In outward act we do the same as yourselves in this matter; we too no longer observe the Sabbath, but Sunday in its stead; but there is this important difference between us, that we do not pretend -as you do -to derive our authority for so doing from a book [the Bible), but we [Catholics) derive it from a living teacher, and that teacher is the [Roman Catholic) Church. Moreover. we believe that not everything which God would have us to know and to do is written in the Bible, but that there is also an unwritten word of God [the sayings of popes and councils and canonized saints], which we are bound to believe and to obey.

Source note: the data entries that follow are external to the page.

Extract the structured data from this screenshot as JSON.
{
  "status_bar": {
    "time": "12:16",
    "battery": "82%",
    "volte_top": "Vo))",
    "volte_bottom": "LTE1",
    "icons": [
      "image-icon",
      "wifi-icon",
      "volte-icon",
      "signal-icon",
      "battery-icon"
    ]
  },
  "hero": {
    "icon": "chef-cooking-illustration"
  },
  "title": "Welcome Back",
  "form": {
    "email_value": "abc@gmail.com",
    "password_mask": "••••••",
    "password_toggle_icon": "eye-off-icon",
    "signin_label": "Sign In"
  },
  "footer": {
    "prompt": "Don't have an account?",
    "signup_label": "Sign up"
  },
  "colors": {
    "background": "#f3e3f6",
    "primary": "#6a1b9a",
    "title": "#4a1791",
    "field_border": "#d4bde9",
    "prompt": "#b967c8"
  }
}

We Catholics, then, have precisely the same authority for keeping Sunday holy instead of Saturday as we have for every other article of our creed. Namely, the authority of "the Church of the living God. and ground of truth" (1 Timothy iii. 15); whereas you who are Protestants have really no authority for it [Sunday sacredness) whatever; for there is no authority for it in the Bible, and you will not allow that there can be authority for it anywhere else. Both you and we do, in fact, follow [Catholic) tradition in this matter; but we follow it, believing it to be a part of God's word, and the [Catholic) Church to be its divinely appointed guardian and interpreter. You follow it [Catholicism), denouncing it all the time as a fallible and treacherous guide which often "makes the commandment of God of none effect" (Matthew xv. 6).

-"Why Don't You Keep Holy the Sabbath Day?" pages 3-15, in The Clifton Tracts, Vol. 4, published by the Roman Catholic Church. Originally released in North America in 1869 through the T. W. Strong Publishing Company of New York City, so that those outside the papal fold might return to the not partial, but full, authority of the Mother Church of the Vatican.